It's easy to imagine that holding onto the grievances of the band's mid-'90s split became less a priority for the three 20 years later, and it was probably a combination of factors (not the least of which would be money), that motivated the reunion.
When asked by Q104.3 New York's Shelli Sonstein what changed with Rose between the '90s, when he was notorious for arriving late to concerts an agitating audiences and law enforcement, McKagan demurred, explaining instead the effect Rose's newfound professionalism has had on him.
"What I've observed has really made me work so much harder," McKagan said. "His work ethic is...he's an animal. He's in the gym. He starts and hour-and-a-half before the show vocal warmups. We do a three-and-a-half-hour long show. He broke his foot at the beginning of the tour; he didn't say, 'Let's stop.' He said, 'Let's continue, I'll do it sitting down.'"
McKagan has previously explained that Rose broke his foot at the Troubadour in Los Angeles during the first show of GNR's reunion. At the time, the bassist thought the literal tough break meant the reunion was over — at least they got through one show.

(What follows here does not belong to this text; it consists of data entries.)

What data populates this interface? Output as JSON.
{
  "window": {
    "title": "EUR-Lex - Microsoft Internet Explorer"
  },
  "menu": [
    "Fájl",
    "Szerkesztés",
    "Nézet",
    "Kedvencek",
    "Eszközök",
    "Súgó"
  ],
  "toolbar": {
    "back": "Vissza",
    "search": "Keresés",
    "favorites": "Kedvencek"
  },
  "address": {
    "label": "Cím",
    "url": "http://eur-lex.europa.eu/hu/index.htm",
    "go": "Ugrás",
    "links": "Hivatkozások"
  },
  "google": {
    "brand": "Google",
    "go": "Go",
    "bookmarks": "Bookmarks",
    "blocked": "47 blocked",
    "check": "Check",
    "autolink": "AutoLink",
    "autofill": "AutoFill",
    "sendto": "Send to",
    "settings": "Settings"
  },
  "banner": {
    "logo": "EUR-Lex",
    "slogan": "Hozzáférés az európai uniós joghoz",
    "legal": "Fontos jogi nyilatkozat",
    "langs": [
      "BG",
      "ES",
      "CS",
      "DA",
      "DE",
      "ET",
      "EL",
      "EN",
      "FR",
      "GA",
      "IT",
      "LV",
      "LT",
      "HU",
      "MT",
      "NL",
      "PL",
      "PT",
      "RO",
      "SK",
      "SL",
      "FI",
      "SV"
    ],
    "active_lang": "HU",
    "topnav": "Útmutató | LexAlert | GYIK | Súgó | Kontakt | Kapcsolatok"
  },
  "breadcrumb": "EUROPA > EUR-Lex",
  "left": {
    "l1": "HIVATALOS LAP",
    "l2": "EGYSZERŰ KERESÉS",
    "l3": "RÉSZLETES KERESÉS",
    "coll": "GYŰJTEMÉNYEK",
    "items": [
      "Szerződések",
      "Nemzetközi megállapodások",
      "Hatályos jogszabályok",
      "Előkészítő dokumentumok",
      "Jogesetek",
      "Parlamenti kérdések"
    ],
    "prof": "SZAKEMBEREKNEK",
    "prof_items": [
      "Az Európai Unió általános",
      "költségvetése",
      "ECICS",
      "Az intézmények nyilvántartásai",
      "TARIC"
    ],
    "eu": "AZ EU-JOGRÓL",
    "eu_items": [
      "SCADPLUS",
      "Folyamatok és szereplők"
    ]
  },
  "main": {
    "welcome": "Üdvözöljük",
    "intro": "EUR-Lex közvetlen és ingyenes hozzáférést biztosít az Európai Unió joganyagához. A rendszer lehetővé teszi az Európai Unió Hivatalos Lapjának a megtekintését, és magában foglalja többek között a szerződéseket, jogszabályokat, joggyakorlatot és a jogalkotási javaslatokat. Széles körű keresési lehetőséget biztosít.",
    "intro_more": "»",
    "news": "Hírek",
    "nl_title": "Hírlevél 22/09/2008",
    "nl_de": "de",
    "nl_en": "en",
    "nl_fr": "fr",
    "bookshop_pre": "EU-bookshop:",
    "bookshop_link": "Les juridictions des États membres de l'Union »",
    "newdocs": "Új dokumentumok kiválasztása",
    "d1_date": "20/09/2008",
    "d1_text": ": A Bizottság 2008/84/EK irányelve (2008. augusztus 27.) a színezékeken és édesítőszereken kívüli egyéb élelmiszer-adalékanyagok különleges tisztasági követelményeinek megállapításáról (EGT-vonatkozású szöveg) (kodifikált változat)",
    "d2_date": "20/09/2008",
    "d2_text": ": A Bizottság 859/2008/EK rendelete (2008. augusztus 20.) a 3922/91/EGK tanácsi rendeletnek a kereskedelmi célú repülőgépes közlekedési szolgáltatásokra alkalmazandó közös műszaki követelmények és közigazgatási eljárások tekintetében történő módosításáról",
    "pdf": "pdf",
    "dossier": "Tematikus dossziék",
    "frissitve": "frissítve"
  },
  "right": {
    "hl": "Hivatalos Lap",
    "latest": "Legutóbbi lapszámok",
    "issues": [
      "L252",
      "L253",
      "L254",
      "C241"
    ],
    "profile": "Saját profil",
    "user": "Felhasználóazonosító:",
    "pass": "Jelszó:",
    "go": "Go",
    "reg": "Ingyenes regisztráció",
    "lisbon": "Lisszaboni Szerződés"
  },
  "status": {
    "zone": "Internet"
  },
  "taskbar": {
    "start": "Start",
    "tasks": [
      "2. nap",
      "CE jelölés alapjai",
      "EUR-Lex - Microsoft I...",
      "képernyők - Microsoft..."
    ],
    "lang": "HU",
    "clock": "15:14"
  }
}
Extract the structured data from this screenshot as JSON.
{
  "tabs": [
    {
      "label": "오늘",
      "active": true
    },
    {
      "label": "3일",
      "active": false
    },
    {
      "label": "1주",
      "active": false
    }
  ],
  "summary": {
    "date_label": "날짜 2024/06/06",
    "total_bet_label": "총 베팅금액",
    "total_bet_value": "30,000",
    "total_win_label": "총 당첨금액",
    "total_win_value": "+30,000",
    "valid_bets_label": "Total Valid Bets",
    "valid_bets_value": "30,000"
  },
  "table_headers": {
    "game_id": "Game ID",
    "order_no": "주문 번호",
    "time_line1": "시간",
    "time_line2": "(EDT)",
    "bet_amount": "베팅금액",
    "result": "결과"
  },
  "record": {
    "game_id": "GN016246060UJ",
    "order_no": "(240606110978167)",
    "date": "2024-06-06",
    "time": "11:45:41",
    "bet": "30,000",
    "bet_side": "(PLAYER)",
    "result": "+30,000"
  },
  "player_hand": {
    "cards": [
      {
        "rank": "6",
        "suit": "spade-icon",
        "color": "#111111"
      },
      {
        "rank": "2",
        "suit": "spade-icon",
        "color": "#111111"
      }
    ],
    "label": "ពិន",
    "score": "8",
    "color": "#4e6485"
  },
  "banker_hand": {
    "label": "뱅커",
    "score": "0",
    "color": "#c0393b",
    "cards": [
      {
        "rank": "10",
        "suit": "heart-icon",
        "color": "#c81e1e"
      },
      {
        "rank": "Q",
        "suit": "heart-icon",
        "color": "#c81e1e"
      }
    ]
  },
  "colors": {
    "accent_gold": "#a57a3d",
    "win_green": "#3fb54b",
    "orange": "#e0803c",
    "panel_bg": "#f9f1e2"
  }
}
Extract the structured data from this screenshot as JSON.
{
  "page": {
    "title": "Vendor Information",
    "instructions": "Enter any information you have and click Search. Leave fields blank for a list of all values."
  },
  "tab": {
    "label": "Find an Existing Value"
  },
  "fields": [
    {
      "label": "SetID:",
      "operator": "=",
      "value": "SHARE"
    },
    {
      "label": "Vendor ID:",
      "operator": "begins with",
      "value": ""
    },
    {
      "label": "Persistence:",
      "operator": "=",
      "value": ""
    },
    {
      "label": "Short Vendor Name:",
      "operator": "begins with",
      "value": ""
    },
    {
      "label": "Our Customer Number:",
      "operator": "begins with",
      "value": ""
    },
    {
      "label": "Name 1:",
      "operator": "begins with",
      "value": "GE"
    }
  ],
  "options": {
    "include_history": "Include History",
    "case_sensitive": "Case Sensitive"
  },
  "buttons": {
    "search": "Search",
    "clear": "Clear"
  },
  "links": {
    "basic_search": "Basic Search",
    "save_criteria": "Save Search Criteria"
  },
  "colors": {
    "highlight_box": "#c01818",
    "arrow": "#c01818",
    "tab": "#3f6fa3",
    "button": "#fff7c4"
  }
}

"To sing sitting down ... singing sitting down is super hard," McKagan added. "He does the hour-and-a-half vocal warmups. He sings these shows. He does an hour-and-a-half warm down — I'm already in bed reading my book, man. Like, I'm done and he's still warming down; I can hear him sometimes. And that makes me work harder. I get up, I go to the gym. I start playing my bass extra early. I'm doing vocal warmups. That guy's really chest out, head up, he's the real deal — him and Slash both. ...It reminded me of how hard we worked back in the day."